Following the Lough Erne commitments to tackle these injustices, in July 2013 the G8 and G20 mandated the Organisation for Economic Co-operation and Development (OECD), a grouping of 34 of the world’s richest countries, with leading on ‘base erosion and profit shifting’ (BEPS) process which aims to update the international tax system. The main output of this process so far has been the OECD’s Action Plan on BEPS, which identified 15 specific actions the organization saw as necessary to equip governments with the domestic and international instruments to address various forms of tax dodging. Yet now a year into the two-year process we see that it is not delivering on the promises made to developing countries. This is for three main reasons: BEPS sidesteps some important issues for developing countries, poor countries are not at the decision-making table, and the BEPS actions so far are weak.

In light of this, ActionAid UK is asking the UK government to:

• Ensure the BEPS process becomes more transparent from now, including removing the secrecy around the negotiations of Action 5 on the process on harmful tax regimes.

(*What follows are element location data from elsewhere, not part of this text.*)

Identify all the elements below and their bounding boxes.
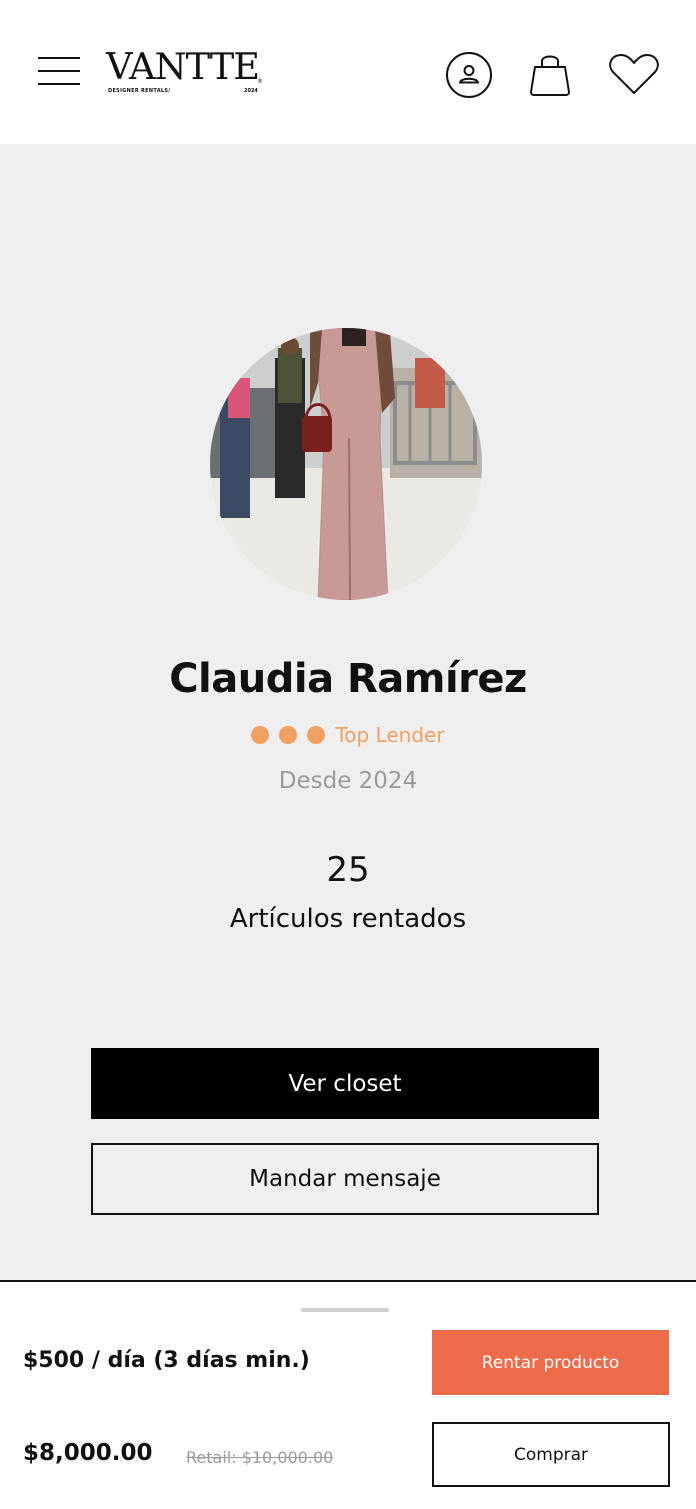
- rating-dot-icon: [251, 726, 270, 744]
- rented-count: 25: [326, 850, 370, 890]
- logo-year: 2024: [244, 88, 258, 94]
- rent-price: $500 / día (3 días min.): [23, 1348, 310, 1373]
- purchase-sheet: $500 / día (3 días min.) $8,000.00 Retai…: [0, 1280, 696, 1509]
- shopping-bag-icon[interactable]: [529, 51, 571, 97]
- retail-price: Retail: $10,000.00: [186, 1448, 334, 1467]
- member-since: Desde 2024: [278, 768, 418, 794]
- menu-icon[interactable]: [38, 56, 80, 88]
- logo-registered-mark: ®: [257, 78, 263, 85]
- top-lender-badge: Top Lender: [0, 722, 696, 748]
- badge-label: Top Lender: [335, 723, 445, 747]
- account-icon[interactable]: [445, 51, 493, 99]
- brand-logo[interactable]: VANTTE ® DESIGNER RENTALS/ 2024: [106, 50, 266, 98]
- view-closet-button[interactable]: Ver closet: [91, 1048, 599, 1119]
- logo-wordmark: VANTTE: [106, 47, 260, 88]
- lender-name: Claudia Ramírez: [169, 656, 527, 702]
- lender-profile-section: Claudia Ramírez Top Lender Desde 2024 25…: [0, 144, 696, 1280]
- logo-subtitle: DESIGNER RENTALS/: [108, 88, 171, 94]
- buy-price: $8,000.00: [23, 1440, 153, 1466]
- heart-icon[interactable]: [608, 52, 660, 96]
- avatar: [210, 328, 482, 600]
- rented-label: Artículos rentados: [229, 904, 467, 934]
- top-header: VANTTE ® DESIGNER RENTALS/ 2024: [0, 0, 696, 144]
- buy-button[interactable]: Comprar: [432, 1422, 670, 1487]
- rent-product-button[interactable]: Rentar producto: [432, 1330, 669, 1395]
- send-message-button[interactable]: Mandar mensaje: [91, 1143, 599, 1215]
- sheet-drag-handle[interactable]: [301, 1308, 389, 1312]
- rating-dot-icon: [279, 726, 298, 744]
- rating-dot-icon: [307, 726, 326, 744]
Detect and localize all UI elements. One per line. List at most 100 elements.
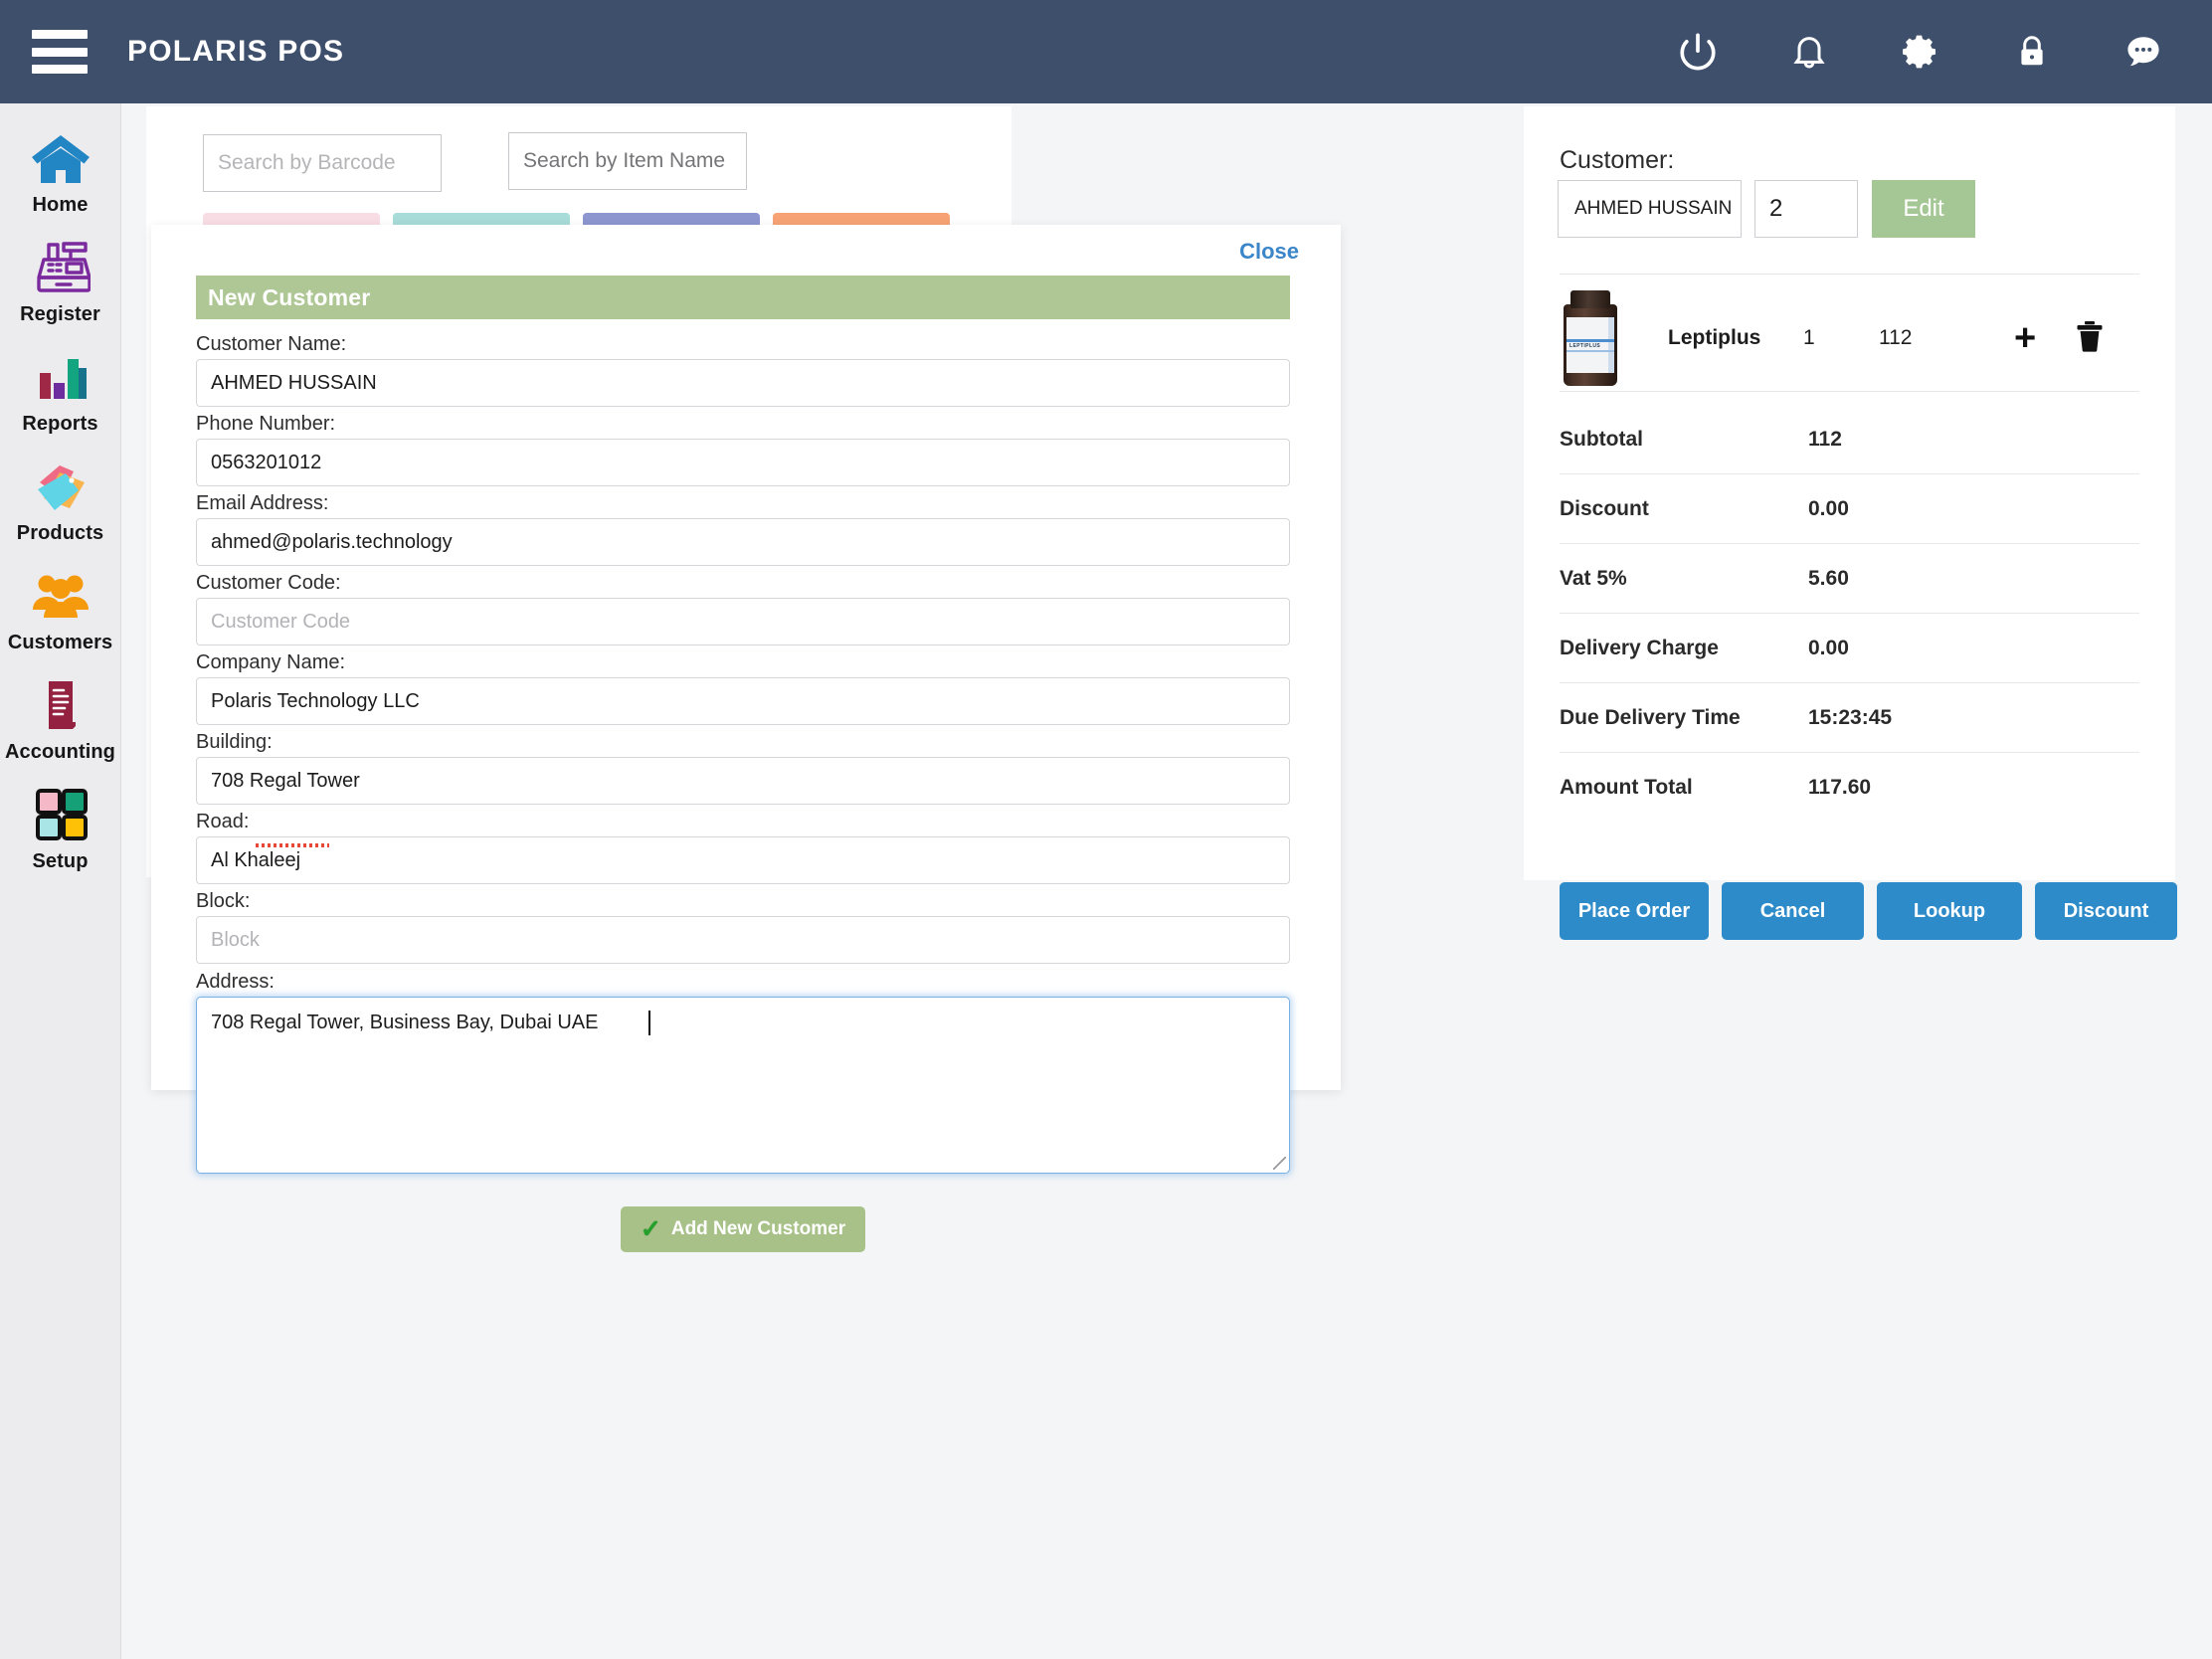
address-label: Address:: [196, 971, 275, 993]
sidebar-item-label: Register: [20, 303, 100, 325]
company-name-field[interactable]: [196, 677, 1290, 725]
main-content: Close New Customer Customer Name: Phone …: [121, 103, 2212, 1659]
customer-name-field[interactable]: [196, 359, 1290, 407]
total-value: 5.60: [1808, 566, 1849, 590]
add-new-customer-button[interactable]: ✓ Add New Customer: [620, 1206, 866, 1252]
trash-icon[interactable]: [2076, 320, 2104, 357]
cart-divider-bottom: [1560, 391, 2139, 392]
app-brand-title: POLARIS POS: [127, 35, 345, 68]
plus-icon[interactable]: +: [2014, 319, 2036, 357]
total-row: Delivery Charge 0.00: [1560, 614, 2139, 683]
total-row: Discount 0.00: [1560, 474, 2139, 544]
bell-icon[interactable]: [1786, 29, 1832, 75]
customer-row: Edit: [1558, 180, 1975, 238]
cart-item-quantity: 1: [1803, 326, 1815, 349]
customer-code-field[interactable]: [196, 598, 1290, 645]
field-label: Customer Code:: [196, 572, 341, 594]
spellcheck-underline: [256, 843, 329, 847]
total-value: 0.00: [1808, 636, 1849, 659]
four-squares-icon: [32, 784, 90, 845]
phone-number-field[interactable]: [196, 439, 1290, 486]
sidebar-item-home[interactable]: Home: [0, 127, 121, 233]
cart-panel: Customer: Edit LEPTIPLUS Leptiplus 1 112: [1524, 106, 2177, 940]
total-label: Delivery Charge: [1560, 636, 1719, 659]
hamburger-menu-icon[interactable]: [32, 30, 88, 74]
total-value: 117.60: [1808, 776, 1872, 799]
product-thumbnail: LEPTIPLUS: [1560, 290, 1621, 386]
search-barcode-input[interactable]: [203, 134, 442, 192]
place-order-button[interactable]: Place Order: [1560, 882, 1709, 940]
sidebar-item-label: Accounting: [5, 741, 115, 763]
field-road: Road:: [196, 811, 1290, 884]
email-address-field[interactable]: [196, 518, 1290, 566]
close-button[interactable]: Close: [1239, 239, 1299, 265]
text-caret: [648, 1011, 650, 1035]
sidebar-item-products[interactable]: Products: [0, 456, 121, 561]
field-email-address: Email Address:: [196, 492, 1290, 566]
price-tags-icon: [30, 456, 92, 517]
total-label: Vat 5%: [1560, 566, 1627, 590]
lookup-button[interactable]: Lookup: [1877, 882, 2022, 940]
chat-icon[interactable]: [2120, 29, 2166, 75]
total-row: Vat 5% 5.60: [1560, 544, 2139, 614]
power-icon[interactable]: [1675, 29, 1721, 75]
new-customer-form: Customer Name: Phone Number: Email Addre…: [196, 327, 1290, 1252]
sidebar-item-label: Customers: [7, 632, 113, 653]
discount-button[interactable]: Discount: [2035, 882, 2177, 940]
search-itemname-input[interactable]: [508, 132, 747, 190]
home-icon: [30, 127, 92, 189]
add-new-customer-label: Add New Customer: [670, 1218, 846, 1239]
field-customer-name: Customer Name:: [196, 333, 1290, 407]
modal-title: New Customer: [208, 283, 371, 310]
block-field[interactable]: [196, 916, 1290, 964]
sidebar-item-customers[interactable]: Customers: [0, 565, 121, 670]
edit-customer-button[interactable]: Edit: [1872, 180, 1975, 238]
bar-chart-icon: [32, 346, 90, 408]
cart-customer-code-input[interactable]: [1754, 180, 1858, 238]
cart-customer-name-input[interactable]: [1558, 180, 1742, 238]
address-textarea[interactable]: [196, 997, 1290, 1174]
cart-item-price: 112: [1879, 326, 1913, 349]
field-customer-code: Customer Code:: [196, 572, 1290, 645]
sidebar-item-label: Home: [32, 194, 89, 216]
field-building: Building:: [196, 731, 1290, 805]
total-row: Due Delivery Time 15:23:45: [1560, 683, 2139, 753]
sidebar-item-label: Reports: [22, 413, 98, 435]
action-button-row: Place Order Cancel Lookup Discount: [1560, 882, 2177, 940]
cancel-button[interactable]: Cancel: [1722, 882, 1864, 940]
field-phone-number: Phone Number:: [196, 413, 1290, 486]
cart-line-item: LEPTIPLUS Leptiplus 1 112 +: [1560, 287, 2139, 389]
total-label: Due Delivery Time: [1560, 705, 1741, 729]
customer-label: Customer:: [1560, 146, 1675, 174]
cash-register-icon: [31, 237, 91, 298]
sidebar-item-label: Products: [16, 522, 104, 544]
field-label: Building:: [196, 731, 273, 753]
field-label: Phone Number:: [196, 413, 336, 435]
total-label: Subtotal: [1560, 427, 1643, 451]
green-check-icon: ✓: [640, 1214, 661, 1243]
sidebar-item-register[interactable]: Register: [0, 237, 121, 342]
field-label: Email Address:: [196, 492, 329, 514]
lock-icon[interactable]: [2009, 29, 2055, 75]
field-block: Block:: [196, 890, 1290, 964]
field-label: Customer Name:: [196, 333, 347, 355]
address-wrapper: [196, 997, 1290, 1179]
cart-item-name: Leptiplus: [1668, 326, 1761, 349]
modal-header: New Customer: [196, 276, 1290, 319]
resize-handle[interactable]: [1273, 1157, 1286, 1170]
total-label: Amount Total: [1560, 776, 1693, 799]
receipt-icon: [33, 674, 89, 736]
total-label: Discount: [1560, 496, 1649, 520]
field-label: Block:: [196, 890, 251, 912]
total-value: 112: [1808, 427, 1842, 451]
gear-icon[interactable]: [1898, 29, 1943, 75]
road-field[interactable]: [196, 836, 1290, 884]
building-field[interactable]: [196, 757, 1290, 805]
new-customer-modal: Close New Customer Customer Name: Phone …: [151, 225, 1341, 1252]
cart-divider-top: [1560, 274, 2139, 275]
sidebar-item-reports[interactable]: Reports: [0, 346, 121, 452]
submit-row: ✓ Add New Customer: [196, 1206, 1290, 1252]
sidebar-item-accounting[interactable]: Accounting: [0, 674, 121, 780]
product-thumbnail-label: LEPTIPLUS: [1569, 343, 1601, 349]
sidebar-item-setup[interactable]: Setup: [0, 784, 121, 889]
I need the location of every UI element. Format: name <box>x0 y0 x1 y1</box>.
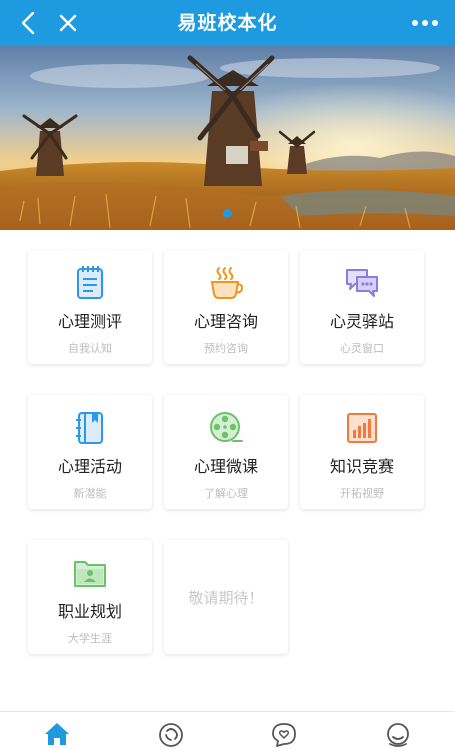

• Carry out a thorough and well-resourced ‘spillover’ analysis, looking at the negative effects of the UK’s own tax rules on other countries, especially developing countries, as called for by the G20’s 2013 St Petersburg Declaration (and as already undertaken by the Netherlands and Ireland).

• Recognise that there are other bodies with wider international reach – such as the UN Committee of Experts on International Co-operation in Tax Matters – where important discussions on the future of international tax rules are taking place and consider actively boosting the UN Committee’s funding and status.

• Acknowledge that the BEPS process is unlikely to produce the results that developing countries need to adequately protect their tax bases, and articulate a timeline for the further reforms that will be needed after the BEPS process is concluded to ensure this is addressed. Negotiating such reforms should include developing countries as equal negotiating partners.